朝から何度目かの大きなあくびをして、ピゲは言った。
「今日も来るかな。あの人」
「さぁ」
そう答えてからリリカはキズミを外し振り子時計を見上げた。
「まぁ、来るとしたら多分そろそろ……」
そのときピゲの耳がピンと立ちドアの方を向いた。リリカが呆れ顔で続ける。
「ほら」
「やぁ、リリカちゃん、ピゲ」
ドアを開け笑顔を覗かせたのはやっぱり彼だった。

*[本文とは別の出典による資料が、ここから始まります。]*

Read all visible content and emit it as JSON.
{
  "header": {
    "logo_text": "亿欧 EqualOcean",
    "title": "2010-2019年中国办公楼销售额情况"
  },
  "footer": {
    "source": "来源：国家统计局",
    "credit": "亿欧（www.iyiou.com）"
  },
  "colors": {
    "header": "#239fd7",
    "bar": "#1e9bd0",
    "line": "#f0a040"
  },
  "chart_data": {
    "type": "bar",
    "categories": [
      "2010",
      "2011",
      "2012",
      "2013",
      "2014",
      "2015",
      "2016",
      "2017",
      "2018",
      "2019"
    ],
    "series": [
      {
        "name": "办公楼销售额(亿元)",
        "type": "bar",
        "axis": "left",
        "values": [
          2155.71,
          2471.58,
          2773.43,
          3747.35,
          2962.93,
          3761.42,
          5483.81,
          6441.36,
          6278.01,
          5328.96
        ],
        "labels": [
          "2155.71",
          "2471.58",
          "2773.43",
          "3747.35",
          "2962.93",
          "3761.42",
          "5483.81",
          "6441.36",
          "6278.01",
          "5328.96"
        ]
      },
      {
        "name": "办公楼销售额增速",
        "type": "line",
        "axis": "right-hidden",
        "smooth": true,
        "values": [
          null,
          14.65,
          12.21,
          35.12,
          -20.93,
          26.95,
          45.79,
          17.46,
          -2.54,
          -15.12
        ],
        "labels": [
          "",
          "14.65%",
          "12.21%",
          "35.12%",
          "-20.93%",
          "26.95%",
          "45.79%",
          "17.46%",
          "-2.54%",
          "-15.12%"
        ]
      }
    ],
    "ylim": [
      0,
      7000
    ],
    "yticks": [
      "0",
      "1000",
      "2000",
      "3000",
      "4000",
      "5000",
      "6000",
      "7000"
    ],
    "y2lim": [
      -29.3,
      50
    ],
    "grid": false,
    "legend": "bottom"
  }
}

――が、店内に彼が足を踏み入れた途端リリカとピゲの表情が強張った。
「フーっ!」
彼に向って、ピゲは全身の毛を逆立て威嚇の姿勢をとる。
「え、ピゲ? どうしたんだい」
戸惑うように彼がリリカの方を見ると、リリカも険しい顔つきをしていた。
「それはこっちの台詞です。どうしたんですか、ソレ」
「ソレ?」
リリカは彼を――彼の背後を指さした。